Ce n’est pas très clair. Petite blessure il s’en fiche, gros gadin, il le ressent. Bon, Ok, pourquoi pas.

— Je peux sentir ta peur quand tu es en danger, ton stress quand tu dois passer un examen important.

— Tout ce que j’éprouve donc.

— Je suis capable de faire le tri. Ce soir, par exemple, je n’ai pas cherché à savoir ce que tu ressentais, ce serait impoli et c’est ta vie privée. Mais si tu avais été en danger, je l’aurais tout de suite su. Tu comprends la nuance ?

— Je crois.

En tout cas me voilà rassurée, si un jour les choses deviennent plus sérieuses avec Matthew, il ne verra rien. Je n’aurais plus l’impression d’être dans une émission de télé-réalité !

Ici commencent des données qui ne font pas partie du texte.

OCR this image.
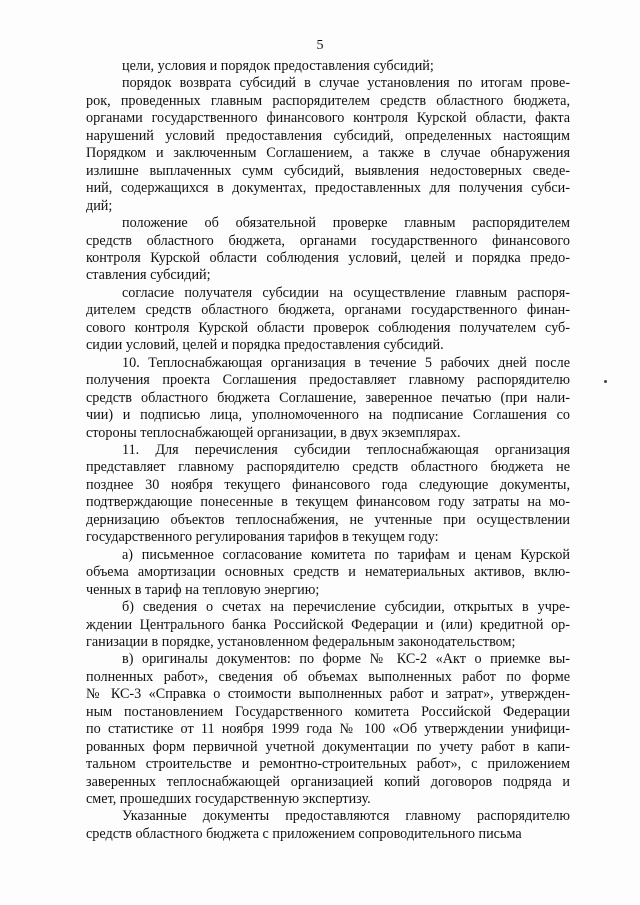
5

цели, условия и порядок предоставления субсидий;

порядок возврата субсидий в случае установления по итогам прове-
рок, проведенных главным распорядителем средств областного бюджета,
органами государственного финансового контроля Курской области, факта
нарушений условий предоставления субсидий, определенных настоящим
Порядком и заключенным Соглашением, а также в случае обнаружения
излишне выплаченных сумм субсидий, выявления недостоверных сведе-
ний, содержащихся в документах, предоставленных для получения субси-
дий;

положение об обязательной проверке главным распорядителем
средств областного бюджета, органами государственного финансового
контроля Курской области соблюдения условий, целей и порядка предо-
ставления субсидий;

согласие получателя субсидии на осуществление главным распоря-
дителем средств областного бюджета, органами государственного финан-
сового контроля Курской области проверок соблюдения получателем суб-
сидии условий, целей и порядка предоставления субсидий.

10. Теплоснабжающая организация в течение 5 рабочих дней после
получения проекта Соглашения предоставляет главному распорядителю
средств областного бюджета Соглашение, заверенное печатью (при нали-
чии) и подписью лица, уполномоченного на подписание Соглашения со
стороны теплоснабжающей организации, в двух экземплярах.

11. Для перечисления субсидии теплоснабжающая организация
представляет главному распорядителю средств областного бюджета не
позднее 30 ноября текущего финансового года следующие документы,
подтверждающие понесенные в текущем финансовом году затраты на мо-
дернизацию объектов теплоснабжения, не учтенные при осуществлении
государственного регулирования тарифов в текущем году:

а) письменное согласование комитета по тарифам и ценам Курской
объема амортизации основных средств и нематериальных активов, вклю-
ченных в тариф на тепловую энергию;

б) сведения о счетах на перечисление субсидии, открытых в учре-
ждении Центрального банка Российской Федерации и (или) кредитной ор-
ганизации в порядке, установленном федеральным законодательством;

в) оригиналы документов: по форме № КС-2 «Акт о приемке вы-
полненных работ», сведения об объемах выполненных работ по форме
№ КС-3 «Справка о стоимости выполненных работ и затрат», утвержден-
ным постановлением Государственного комитета Российской Федерации
по статистике от 11 ноября 1999 года № 100 «Об утверждении унифици-
рованных форм первичной учетной документации по учету работ в капи-
тальном строительстве и ремонтно-строительных работ», с приложением
заверенных теплоснабжающей организацией копий договоров подряда и
смет, прошедших государственную экспертизу.

Указанные документы предоставляются главному распорядителю
средств областного бюджета с приложением сопроводительного письма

En rentrant à la maison, le plus discrètement possible afin d’éviter de réveiller ma mère qui doit se lever très tôt demain matin, je file dans ma chambre. Je n’ai pas trop envie de dormir pour le moment. Je tire mon rideau. Adelan est là, assis sur sa branche. Il me fait un sourire que je lui rends avec plaisir. Je décide de surfer un peu sur le net. Ça fait longtemps que je ne me suis pas accordée ce petit plaisir.

***

Quand il rejoint sa chambre, Matthew explose de colère, frappant après la porte, les murs, jetant à terre tout ce qui se trouve sur son bureau puis lorsque la douleur se fait trop intense, il hurle. Chaque parcelle de son corps le fait souffrir, il sent la bête en lui tellement présente qu’il s’imagine déjà se transformer. Il sait pourtant que rien ne se passera. Il est resté enfermé ces derniers jours dans sa chambre, prétextant auprès de ses parents une grosse grippe. Ces seuls moments de répit ont été les messages que lui envoyait Julia chaque jour. Bien qu’elle n’ait pas le temps de venir le voir, savoir qu’elle pensait à lui le réconfortait. Pourtant, la douleur est inimaginable. Il tombe à genoux, en pleurs.

— Pourquoi ? trouve-t-il la force de dire.

— Je n’ai jamais dit que ce serait facile.

Uriah est assis sur le rebord de la fenêtre. Il attend que Matthew déchaîne sa colère pour lui parler.

— C’est une douleur constante et insupportable.

— Tu deviens un loup. Croyais-tu que ce serait une partie de plaisir ?

Il rit.

— Au prochain cycle, tu te transformeras.

— Et en attendant ?

— Tu vas souffrir.

Matthew hurle de nouveau, mais cette fois de colère pas de douleur. Il se jette sur Uriah pensant pouvoir se défouler sur lui, mais ce dernier le stoppe d’une main. Il n’a même pas bougé d’un millimètre. Assis sur le rebord de la fenêtre, il tient désormais Matthew par le cou.

— Qu’essaies-tu donc de faire ?

— Dé… dé… so… lé, parvient à souffler Matthew alors que l’air commence déjà à manquer.

Uriah lâche sans plus de ménagement le jeune homme qui s’effondre bruyamment sur le sol.

— Je t’ai trouvé bien…

Il réfléchit.

— … gentil avec la fille ?

— C’est un des rares moments où j’ai pu occulter la douleur. J’ai remarqué que le désir amplifie la douleur.

— Oh pauvre petit loup.

— Pour l’instant, je ne suis pas un loup comme tu me l’as promis, lance-t-il sentant la douleur revenir de plus belle.

— Ça viendra.

Il se relève et se laisse tomber sur son lit. Uriah le rejoint près du lit.

— Tiens.

Il lui lance une fiole remplie d’un liquide verdâtre.

— Qu’est-ce que c’est ?

— Si tu passes encore des jours enfermé chez toi, ta « petite-amie » va se poser des questions et ce n’est pas dans notre intérêt. Bois ça. Demain, tu seras sur pied et tu pourras reprendre le cours de notre plan.

Matthew ne se fait pas prier et boit d’une traite la fiole. Le liquide a un goût de citrouille. Il veut remercier Uriah, mais celui-ci a déjà quitté sa chambre, il ne l’a même pas entendu. Cette capacité à passer inaperçu est vraiment un atout. Il espère qu’en devenant un loup-garou, il aura aussi ce genre de don. Et alors qu’il sent la mixture s’infiltrer dans ses veines, il ferme les yeux et s’endort, pour la première fois depuis des jours.